Tennessee’s governor said anyone in his state could be tested for the coronavirus, and the state would pay. That did not stop the virus from roaring back.

A coronavirus testing center at Nissan Stadium in Nashville.Credit…Brett Carlsen for The New York Times

WASHINGTON — As the United States struggled with coronavirus testing this spring, Tennessee was the rare state that lived up to President Trump’s promise that “anybody that wants a test can get a test.” Gov. Bill Lee announced in mid-April that any Tennessean could get tested — regardless of symptoms — and that the state would pay for it.

“Testing may be the most important thing in addressing the unknown,” Mr. Lee, a Republican, said in an interview in early June. Decisions, he said, should be based on “real information.”

But that real information is now telling the state’s leadership a story it most likely did not want to hear: As in much of the South and West, Tennessee is awash in confirmed cases, and testing has proved no match for the coronavirus once it overwhelms local governments’ abilities to trace an infected person’s contacts and forces those who were exposed to self-quarantine.

Tennessee is far from the only state to discover that despite Mr. Trump’s hype — he boasted on Monday on Twitter: “our great testing program continues to lead the World, by FAR!” — coronavirus testing is not a miracle path to a safe reopening. As the nation faces a new shortage of tests, Tennessee’s experiences offer a cautionary tale about the limits of testing.

In Georgia, Gov. Brian Kemp, a Republican, expanded testing in early May and urged all residents to make appointments; in Oklahoma, Gov. Kevin Stitt, a Republican, did much the same thing. In Ohio, Gov. Mike DeWine announced on June 11 that any Ohioan could get a test; he and his wife, Fran DeWine, along with the state’s lieutenant governor, Jon Husted, took tests at a news conference as a way of encouraging others to do so. Each state has since had a sharp increase in confirmed infections.

“This was just as predictable as buying snow tires in June for your car in Minnesota,” said Dr. Michael T. Osterholm, the director of the Center for Infectious Disease Research and Policy at the University of Minnesota. “You know December is coming.”

The Trump administration announced on Tuesday that it would start offering free coronavirus testing in three cities — Jacksonville, Fla.; Baton Rouge, La.; and Edinburg, Texas — as part of a new “surge testing” program to support communities identified as hot spots.

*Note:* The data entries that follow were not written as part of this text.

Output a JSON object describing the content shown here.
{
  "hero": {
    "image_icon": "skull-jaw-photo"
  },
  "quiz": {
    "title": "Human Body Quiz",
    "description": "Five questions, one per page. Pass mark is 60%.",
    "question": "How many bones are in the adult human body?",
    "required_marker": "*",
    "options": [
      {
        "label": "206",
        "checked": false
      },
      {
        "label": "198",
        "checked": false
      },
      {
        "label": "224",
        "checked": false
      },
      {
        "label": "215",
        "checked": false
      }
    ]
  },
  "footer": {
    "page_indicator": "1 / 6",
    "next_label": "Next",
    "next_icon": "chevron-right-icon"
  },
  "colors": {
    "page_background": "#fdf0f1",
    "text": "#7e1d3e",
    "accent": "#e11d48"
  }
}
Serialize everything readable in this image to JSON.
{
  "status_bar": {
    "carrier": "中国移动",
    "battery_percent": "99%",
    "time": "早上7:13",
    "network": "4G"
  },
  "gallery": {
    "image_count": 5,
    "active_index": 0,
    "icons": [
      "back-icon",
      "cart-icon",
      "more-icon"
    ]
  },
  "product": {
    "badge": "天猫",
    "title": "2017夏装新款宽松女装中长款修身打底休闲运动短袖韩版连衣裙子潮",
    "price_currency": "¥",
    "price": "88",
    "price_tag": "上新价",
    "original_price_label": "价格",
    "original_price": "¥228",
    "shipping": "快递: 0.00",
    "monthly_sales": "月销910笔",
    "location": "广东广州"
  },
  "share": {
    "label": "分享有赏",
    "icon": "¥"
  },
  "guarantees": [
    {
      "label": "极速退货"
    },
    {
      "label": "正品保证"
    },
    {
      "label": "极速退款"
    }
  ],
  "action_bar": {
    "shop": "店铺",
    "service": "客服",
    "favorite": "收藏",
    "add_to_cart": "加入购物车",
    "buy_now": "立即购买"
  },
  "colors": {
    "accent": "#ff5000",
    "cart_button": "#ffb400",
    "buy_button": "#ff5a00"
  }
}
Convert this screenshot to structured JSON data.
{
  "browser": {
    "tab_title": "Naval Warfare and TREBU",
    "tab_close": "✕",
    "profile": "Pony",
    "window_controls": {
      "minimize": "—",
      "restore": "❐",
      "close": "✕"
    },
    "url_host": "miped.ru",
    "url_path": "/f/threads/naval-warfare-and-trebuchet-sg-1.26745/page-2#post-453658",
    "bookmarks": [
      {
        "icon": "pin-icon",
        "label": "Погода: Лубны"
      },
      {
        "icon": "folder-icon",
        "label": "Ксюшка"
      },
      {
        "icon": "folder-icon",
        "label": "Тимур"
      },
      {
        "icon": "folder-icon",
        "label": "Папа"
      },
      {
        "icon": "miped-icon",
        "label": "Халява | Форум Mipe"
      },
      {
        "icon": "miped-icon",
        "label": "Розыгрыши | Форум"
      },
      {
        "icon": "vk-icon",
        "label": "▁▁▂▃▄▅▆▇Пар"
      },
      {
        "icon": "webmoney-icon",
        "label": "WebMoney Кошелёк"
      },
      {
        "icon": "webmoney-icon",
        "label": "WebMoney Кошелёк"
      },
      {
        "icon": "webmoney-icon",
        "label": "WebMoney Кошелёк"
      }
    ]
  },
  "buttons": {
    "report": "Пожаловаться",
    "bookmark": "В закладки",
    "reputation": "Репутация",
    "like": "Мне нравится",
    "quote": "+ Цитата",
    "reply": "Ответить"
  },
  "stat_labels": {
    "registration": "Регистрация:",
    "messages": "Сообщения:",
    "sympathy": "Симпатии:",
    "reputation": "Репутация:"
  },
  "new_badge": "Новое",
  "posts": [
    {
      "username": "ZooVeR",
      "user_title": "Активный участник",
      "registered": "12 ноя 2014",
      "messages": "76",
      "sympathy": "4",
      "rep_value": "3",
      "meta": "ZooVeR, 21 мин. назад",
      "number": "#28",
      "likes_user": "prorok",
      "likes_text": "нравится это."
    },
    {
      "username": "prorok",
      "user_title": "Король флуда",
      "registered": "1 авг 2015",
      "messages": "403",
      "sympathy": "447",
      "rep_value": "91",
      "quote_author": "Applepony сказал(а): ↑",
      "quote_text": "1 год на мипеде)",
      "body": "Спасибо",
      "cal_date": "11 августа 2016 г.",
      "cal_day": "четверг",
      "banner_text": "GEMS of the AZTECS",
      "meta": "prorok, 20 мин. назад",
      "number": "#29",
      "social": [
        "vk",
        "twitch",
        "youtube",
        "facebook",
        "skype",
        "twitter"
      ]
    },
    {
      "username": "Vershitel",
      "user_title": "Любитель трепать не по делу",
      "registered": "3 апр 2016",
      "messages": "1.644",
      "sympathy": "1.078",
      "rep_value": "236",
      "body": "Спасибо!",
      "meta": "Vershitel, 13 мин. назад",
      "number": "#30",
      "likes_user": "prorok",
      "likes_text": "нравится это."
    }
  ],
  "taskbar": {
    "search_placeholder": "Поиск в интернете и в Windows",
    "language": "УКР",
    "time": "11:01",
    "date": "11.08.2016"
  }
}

But even as he made the announcement, Adm. Brett P. Giroir, the assistant secretary of health, sounded a note of caution, warning that testing without other public health interventions — contact tracing, isolating the sick, social distancing and wearing masks — would be of little use.

“We cannot test our way out of this,” he told reporters, adding, “Testing alone is almost never the answer.”

To be sure, some states that have carried out aggressive testing programs are faring well. Rhode Island has been a national leader, testing 236 out of every 1,000 people — far more than any other state, according to the Kaiser Family Foundation. Its positivity rate — the share of tests coming back positive, a key indicator of whether a state is doing enough testing to keep the virus in check — is 1.8 percent, well below the target of 5 percent or less set by public health experts.